INQUIRER.net | 09/04/2008
Pangilinan: Some senators considering JPEPA renegotiation
By Maila Ager
MANILA, Philippines — Four to five senators are considering calling for a renegotiation of the Japan-Philippine Economic Partnership Agreement (JPEPA) as a “way out” of the debate over the pact, Senate Majority Leader Francis “Kiko” Pangilinan said on Thursday.
Pangilinan declined to name the senators but opposition Senator Benigno “Noynoy” Aquino III, in a text message, said he supports a renegotiation of the trade agreement.
“In as much as I have yet to hear anyone support JPEPA enthusiastically, and Japan has an urgent priority to secure free trade agreements to maintain [its] competitiveness against China, a renegotiation will serve our country’s rights” Aquino said.
At a weekly forum in the Senate, Pangilinan said he and some of his colleagues are studying the option of pushing for the renegotiation of some provisions of the agreement, instead of limiting their options to either ratifying or rejecting the JPEPA.
He also acknowledged having initiated the discussions on a possible call for renegotiation.
But Pangilinan stressed that any renegotiation should still have the end view of ratifying the agreement..
“At this point, some of the senators are discussing, although we have yet to firm up a consensus, that perhaps one way out of this current debate would be a position that we will not reject nor will we ratify, but we will call for a renegotiation of the JPEPA,” he said .
“This [is] something that we are exploring as an option. I’ve talked to a few senators, but I’m still trying to build a consensus, if a consensus can be reached. So right now that’s still up in the air and still pending,” he said.
Asked after the forum how many senators he was referring to, Pangilinan said: “Mga apat o lima. I will not disclose muna [their identities]. Premature pa [Around four or five. I will not disclose their identities yet. It is premature].”
The possibility of a call for renegotiation comes after an exchange of notes between the Philippines and Japan vowing the agreement will not violate each country’s constitution.
Those opposed to the JPEPA have raised fears the treaty would open the country up to imports of industrial wastes and allow foreign ownership of businesses and properties, in violation of the Constitution.
A copy of the exchange was released Tuesday by Senator Miriam Defensor-Santiago, chairman of the Senate foreign affairs committee, who said this would assure the ratification of the controversial treaty.
But Pangilinan described the side notes as “renegotiation...in itself.”
“These are clarifications on issues that need to be spelled out that were not spelled out before. So the spelling out of this provision [that no constitution would be violated] through side notes, if you ask me, takes the form of a clarification and a renegotiation of some of the terms and provisions of the agreement,” Pangilinan said.
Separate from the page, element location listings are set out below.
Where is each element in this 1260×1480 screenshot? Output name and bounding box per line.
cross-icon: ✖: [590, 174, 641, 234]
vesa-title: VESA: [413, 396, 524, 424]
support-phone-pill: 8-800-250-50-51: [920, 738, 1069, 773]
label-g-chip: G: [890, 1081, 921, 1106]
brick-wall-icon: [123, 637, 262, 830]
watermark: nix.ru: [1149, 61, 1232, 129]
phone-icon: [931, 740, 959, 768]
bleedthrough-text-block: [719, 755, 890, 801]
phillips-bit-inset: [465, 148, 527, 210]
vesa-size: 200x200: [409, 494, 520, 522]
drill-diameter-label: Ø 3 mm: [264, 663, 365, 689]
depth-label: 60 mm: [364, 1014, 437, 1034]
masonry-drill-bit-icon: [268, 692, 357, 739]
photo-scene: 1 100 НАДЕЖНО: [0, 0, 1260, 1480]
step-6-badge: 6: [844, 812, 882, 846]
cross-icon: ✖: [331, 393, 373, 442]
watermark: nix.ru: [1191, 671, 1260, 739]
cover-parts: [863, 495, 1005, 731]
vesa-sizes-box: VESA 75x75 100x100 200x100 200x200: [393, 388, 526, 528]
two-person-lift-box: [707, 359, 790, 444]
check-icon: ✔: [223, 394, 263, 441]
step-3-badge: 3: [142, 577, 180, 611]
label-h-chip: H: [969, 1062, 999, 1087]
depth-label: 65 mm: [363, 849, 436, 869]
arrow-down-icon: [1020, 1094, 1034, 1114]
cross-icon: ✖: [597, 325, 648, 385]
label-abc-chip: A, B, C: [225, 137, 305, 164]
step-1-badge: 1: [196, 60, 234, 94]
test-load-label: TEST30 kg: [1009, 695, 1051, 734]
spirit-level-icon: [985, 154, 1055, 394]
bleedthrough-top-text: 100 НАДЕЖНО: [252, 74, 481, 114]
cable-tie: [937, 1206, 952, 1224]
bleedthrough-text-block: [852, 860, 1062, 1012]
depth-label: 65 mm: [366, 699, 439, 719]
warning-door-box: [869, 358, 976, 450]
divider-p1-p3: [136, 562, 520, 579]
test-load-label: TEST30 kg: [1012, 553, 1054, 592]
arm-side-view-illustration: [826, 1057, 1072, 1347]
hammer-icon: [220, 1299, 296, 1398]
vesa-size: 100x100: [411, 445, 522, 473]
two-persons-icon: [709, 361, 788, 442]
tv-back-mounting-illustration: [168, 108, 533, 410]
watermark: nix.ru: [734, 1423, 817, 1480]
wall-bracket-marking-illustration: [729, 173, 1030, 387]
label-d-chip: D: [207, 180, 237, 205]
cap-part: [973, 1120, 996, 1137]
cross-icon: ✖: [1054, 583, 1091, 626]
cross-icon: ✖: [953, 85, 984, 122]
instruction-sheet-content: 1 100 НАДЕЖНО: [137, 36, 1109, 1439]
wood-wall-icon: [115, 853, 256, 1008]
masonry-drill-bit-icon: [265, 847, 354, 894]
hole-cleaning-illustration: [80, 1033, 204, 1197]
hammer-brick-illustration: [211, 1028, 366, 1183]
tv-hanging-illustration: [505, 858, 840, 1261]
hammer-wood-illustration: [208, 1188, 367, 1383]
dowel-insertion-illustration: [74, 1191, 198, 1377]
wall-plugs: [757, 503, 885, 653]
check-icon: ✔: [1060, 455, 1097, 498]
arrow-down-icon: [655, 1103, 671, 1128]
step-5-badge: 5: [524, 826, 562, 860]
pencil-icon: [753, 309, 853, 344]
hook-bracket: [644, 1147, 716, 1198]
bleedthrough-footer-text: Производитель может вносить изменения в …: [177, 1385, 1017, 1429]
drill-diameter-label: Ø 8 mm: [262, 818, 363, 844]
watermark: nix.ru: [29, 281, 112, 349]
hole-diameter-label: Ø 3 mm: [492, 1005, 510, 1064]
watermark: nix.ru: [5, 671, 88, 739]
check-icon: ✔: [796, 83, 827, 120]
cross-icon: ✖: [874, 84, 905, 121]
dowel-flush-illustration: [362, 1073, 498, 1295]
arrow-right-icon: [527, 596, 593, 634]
“So in effect, ang nangyayari dito, mayroon ng [what is happening here is there is a] renegotiation being undertaken. So why don’t we push it even further and seek additional clarification on other terms particularly the trade provisions?” he said.
The trade issues that should be clarified, Pangilinan said, include the discrepancies in tariff impositions on certain products and the issue of allowing secondhand vehicles in and out of the country.